La ville de Vancouver en offre un exemple éclairant. Face à l’explosion des prix et à la captation du marché par des investisseurs, la municipalité a mis en place, dès 2016, une taxe spécifique sur les acheteurs immobiliers non-résidents. Deux ans plus tard, une taxe annuelle sur les logements inoccupés a été instaurée. Ces mesures ont eu des effets rapides et mesurables : ralentissement des transactions spéculatives, remise sur le marché de milliers de logements, stabilisation voire baisse des prix dans certains segments.
En effet, l’instauration de ces taxes a permis de stopper net la flambée des prix à Vancouver, faisant chuter leur variation annuelle de plus de 20 % en 2016 à environ -5 % en 2019.
L’enseignement est clair : la spéculation immobilière réagit aux règles politiques. Lorsqu’on frappe la rente, les comportements changent.
Reprendre la main au niveau municipal
C’est dans ce contexte précis que les élections municipales prennent une dimension stratégique.
Contrairement à une idée largement répandue, les communes ne sont pas désarmées face à la crise du logement. Elles disposent déjà de leviers déterminants, souvent sous-utilisés ou volontairement neutralisés. Le cadre juridique permet l’encadrement des loyers, la régulation des locations touristiques, la taxation des logements vacants, l’exercice du droit de préemption, la maîtrise publique du foncier et la production directe de logements publics. Autrement dit, le problème n’est pas l’absence d’outils, mais le refus politique de s’en servir pleinement.

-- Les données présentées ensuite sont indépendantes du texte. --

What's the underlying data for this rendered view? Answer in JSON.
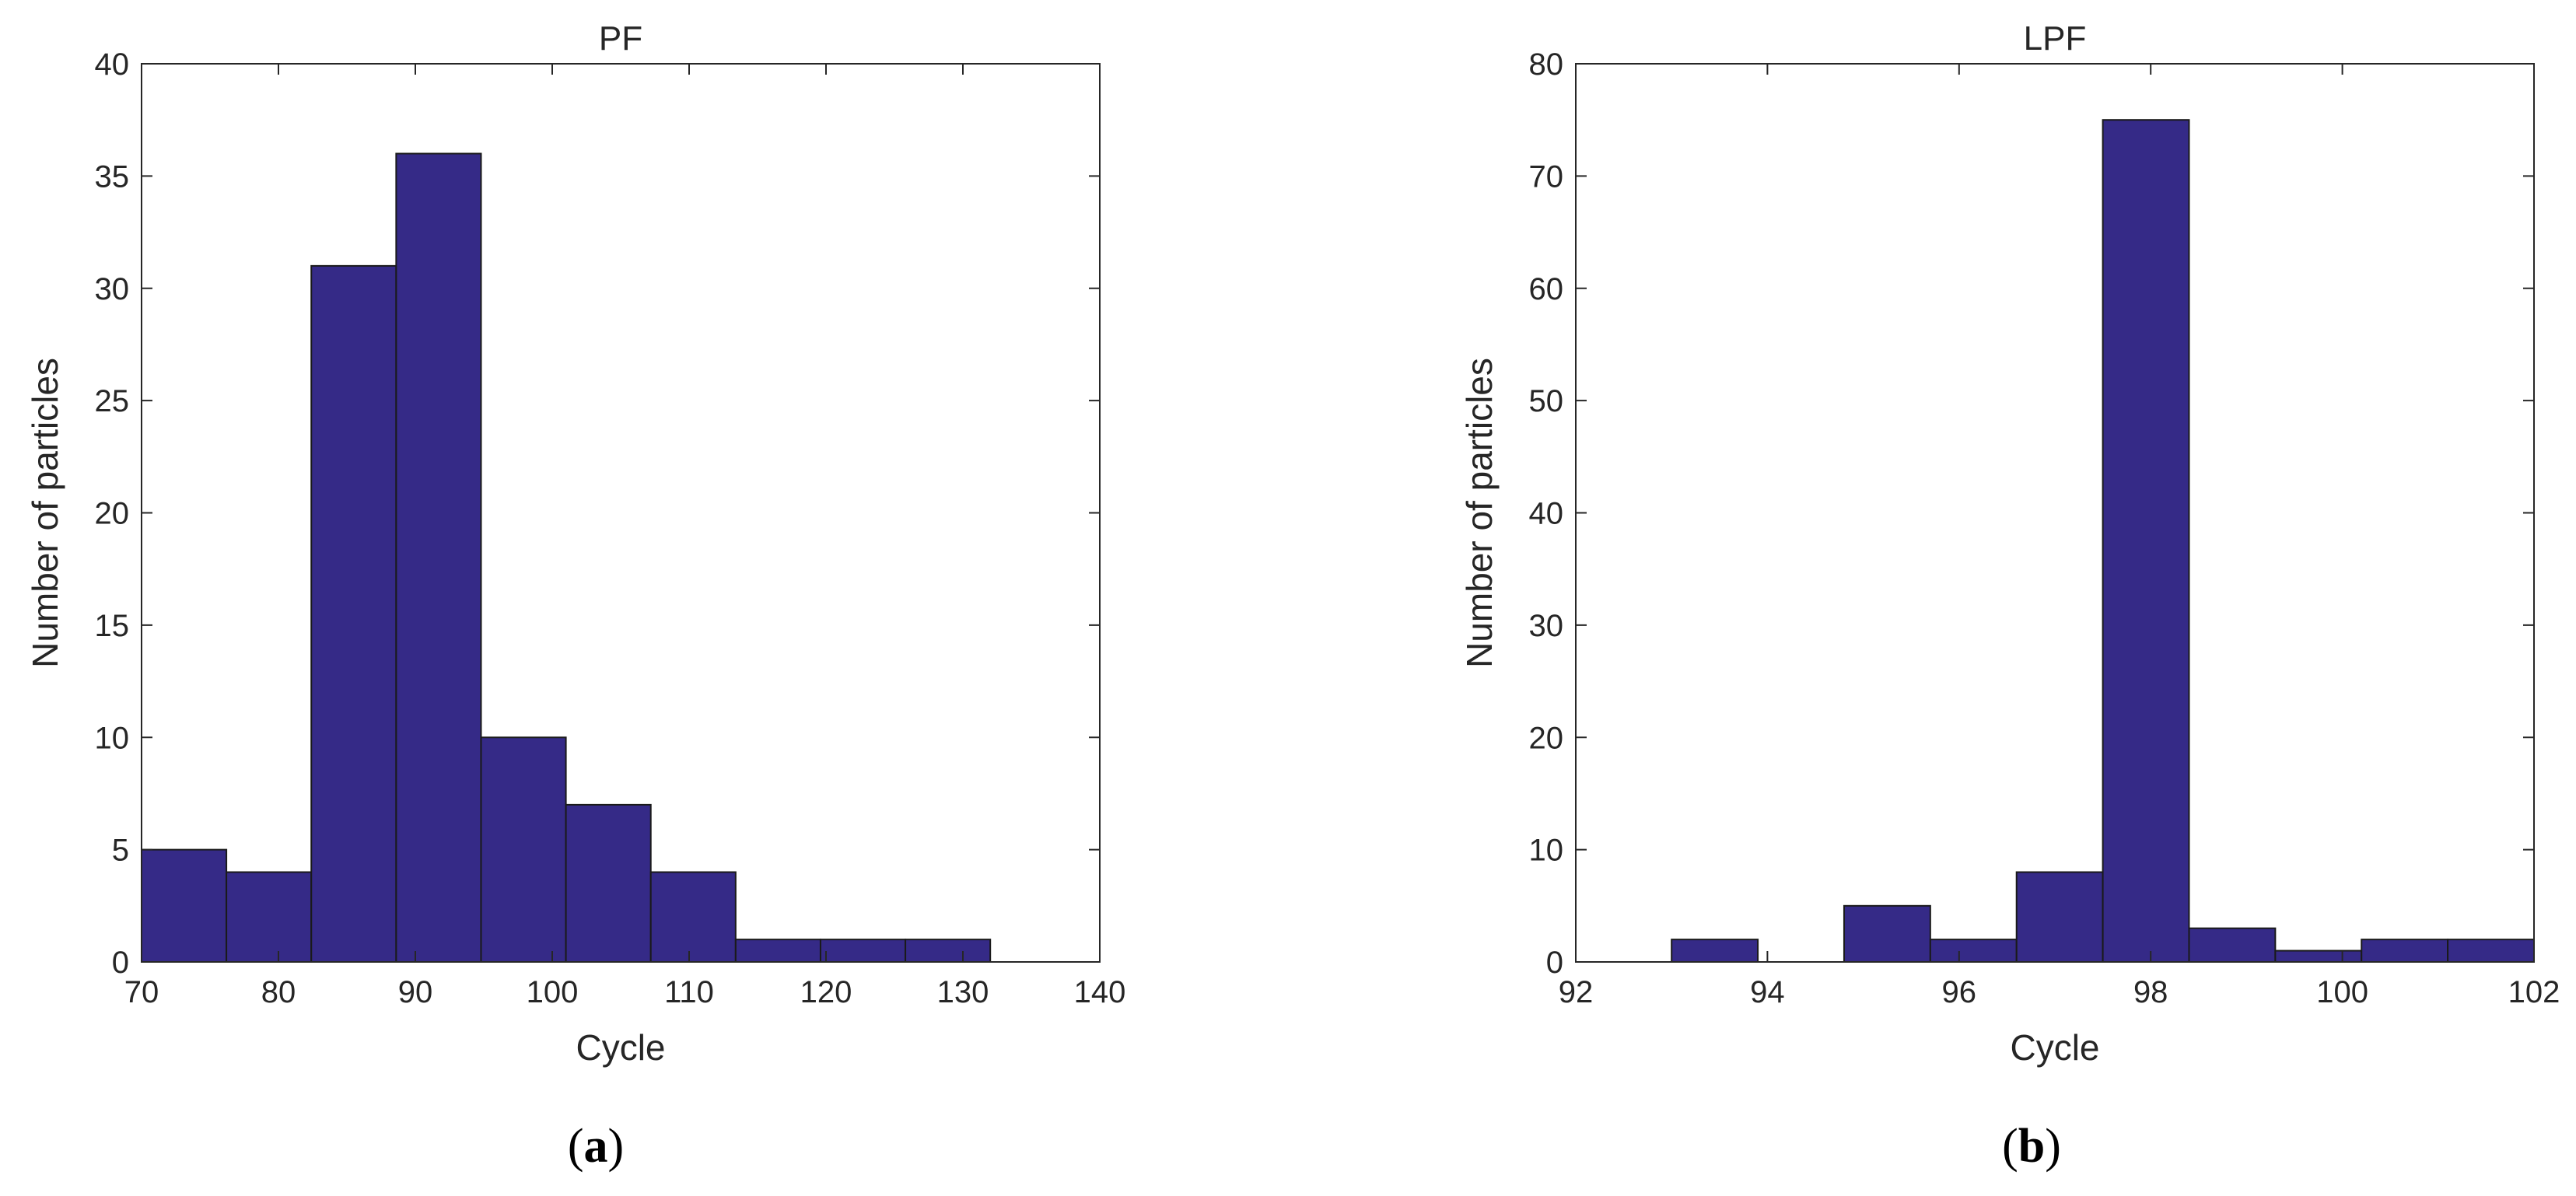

C’est précisément le sens de la réflexion portée par l’Institut La Boétie dans Pour un nouveau communalisme. La commune y est pensée comme l’échelon pertinent pour reprendre le contrôle des conditions matérielles de l’existence. Le logement n’y est pas traité comme un secteur économique parmi d’autres, mais comme un bien commun, au même titre que l’eau, l’énergie ou les transports, indispensable à l’égalité réelle et à l’exercice effectif des droits.

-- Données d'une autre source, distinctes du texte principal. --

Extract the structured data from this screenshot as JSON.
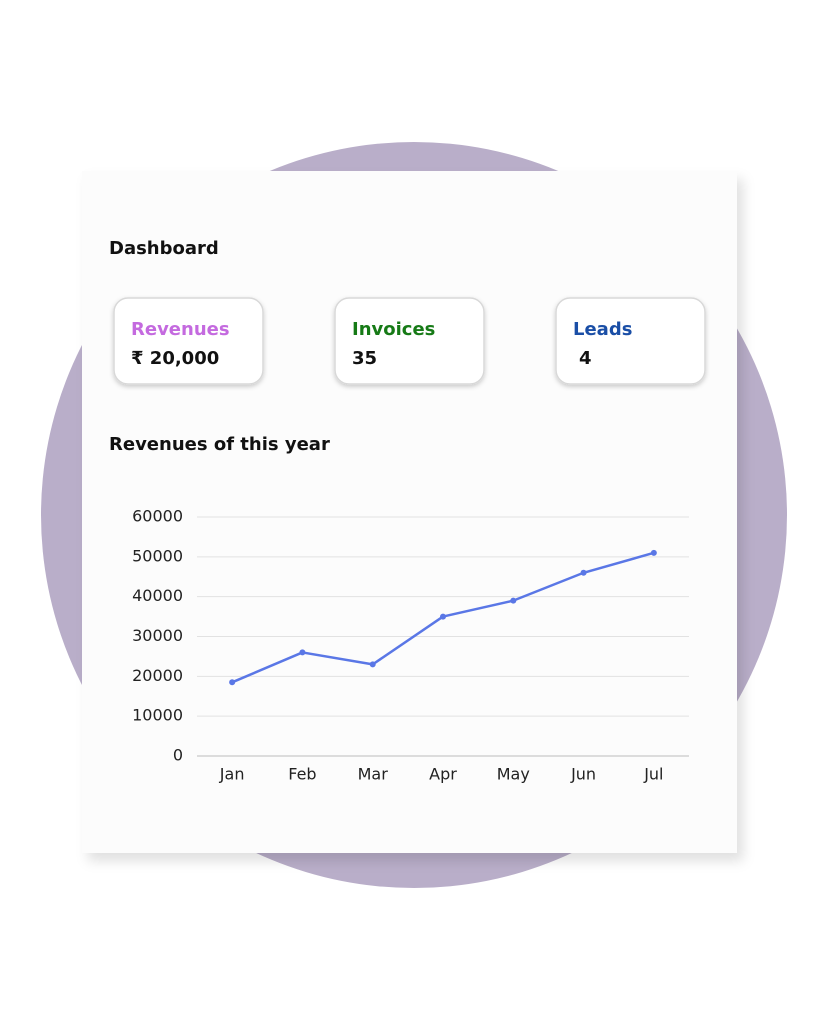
{
  "title": "Dashboard",
  "cards": [
    {
      "label": "Revenues",
      "value": "₹ 20,000",
      "color": "#c46adf"
    },
    {
      "label": "Invoices",
      "value": 35,
      "color": "#167a16"
    },
    {
      "label": "Leads",
      "value": 4,
      "color": "#1a4ea6"
    }
  ],
  "chart_data": {
    "type": "line",
    "title": "Revenues of this year",
    "categories": [
      "Jan",
      "Feb",
      "Mar",
      "Apr",
      "May",
      "Jun",
      "Jul"
    ],
    "values": [
      18500,
      26000,
      23000,
      35000,
      39000,
      46000,
      51000
    ],
    "color": "#5a77e6",
    "ylim": [
      0,
      60000
    ],
    "yticks": [
      0,
      10000,
      20000,
      30000,
      40000,
      50000,
      60000
    ],
    "grid": true
  }
}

Dans cette perspective, les propositions portées par la France insoumise aux élections municipales s’inscrivent dans une rupture assumée avec les politiques menées depuis des décennies. Il s’agit de sortir le logement de la spéculation par un encadrement strict des loyers réellement contrôlé, une régulation ferme des locations touristiques et une lutte active contre la vacance. Il s’agit aussi de redonner un rôle central au logement public, en relançant la construction sociale et très sociale, en mettant fin à la priorité donnée aux segments les plus rentables du parc et en utilisant pleinement les outils de préemption.

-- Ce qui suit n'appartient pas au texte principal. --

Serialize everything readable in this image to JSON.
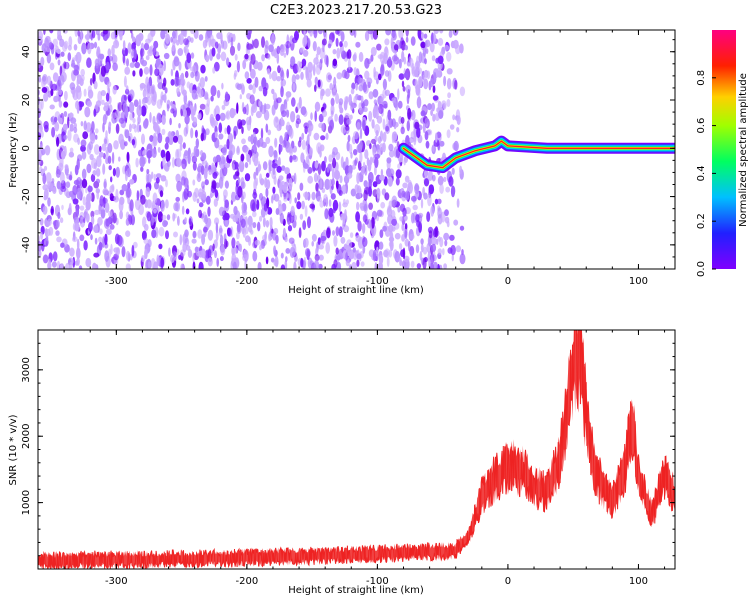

Enfin, la promotion de formes de propriété non spéculatives, notamment par la dissociation du foncier et du bâti, vise à empêcher la captation de la valeur par la rente et à garantir un accès durable au logement.
Cette orientation se traduit concrètement dans les campagnes municipales menées par les candidat·es insoumis·es. À Paris, Sophia Chikirou va jusqu’à publier un plan détaillé visant explicitement à faire baisser les loyers, en rupture avec les politiques d’accompagnement menées jusqu’ici.
Il propose de mobiliser pleinement les leviers municipaux : contrôle effectif des loyers, reconversion de dizaines de milliers de logements touristiques illégaux en logements classiques, lutte systématique contre la vacance, extension du droit de préemption et doublement du parc de logements publics, tout en articulant cette politique à un plan ambitieux de rénovation énergétique.
L’objectif politique affiché est clair : des communes sans sans-abri, sans passoires thermiques, sans habitat indigne, où le logement redevient une condition de la dignité et non un produit financier.
La crise du logement n’est pas une fatalité mais le produit de choix politiques
La crise du logement n’est ni une fatalité ni un déséquilibre technique. Elle est le produit d’un choix politique : avoir laissé le marché organiser l’accès à un droit fondamental.
En transformant le logement en actif financier, les gouvernements ont organisé la pénurie, la rente et l’exclusion. Tant que cette logique prévaudra, aucune promesse de construction ne suffira.
Reprendre la main sur le logement, c’est faire un choix de société : affirmer que se loger dignement est une condition minimale de l’égalité et de la démocratie.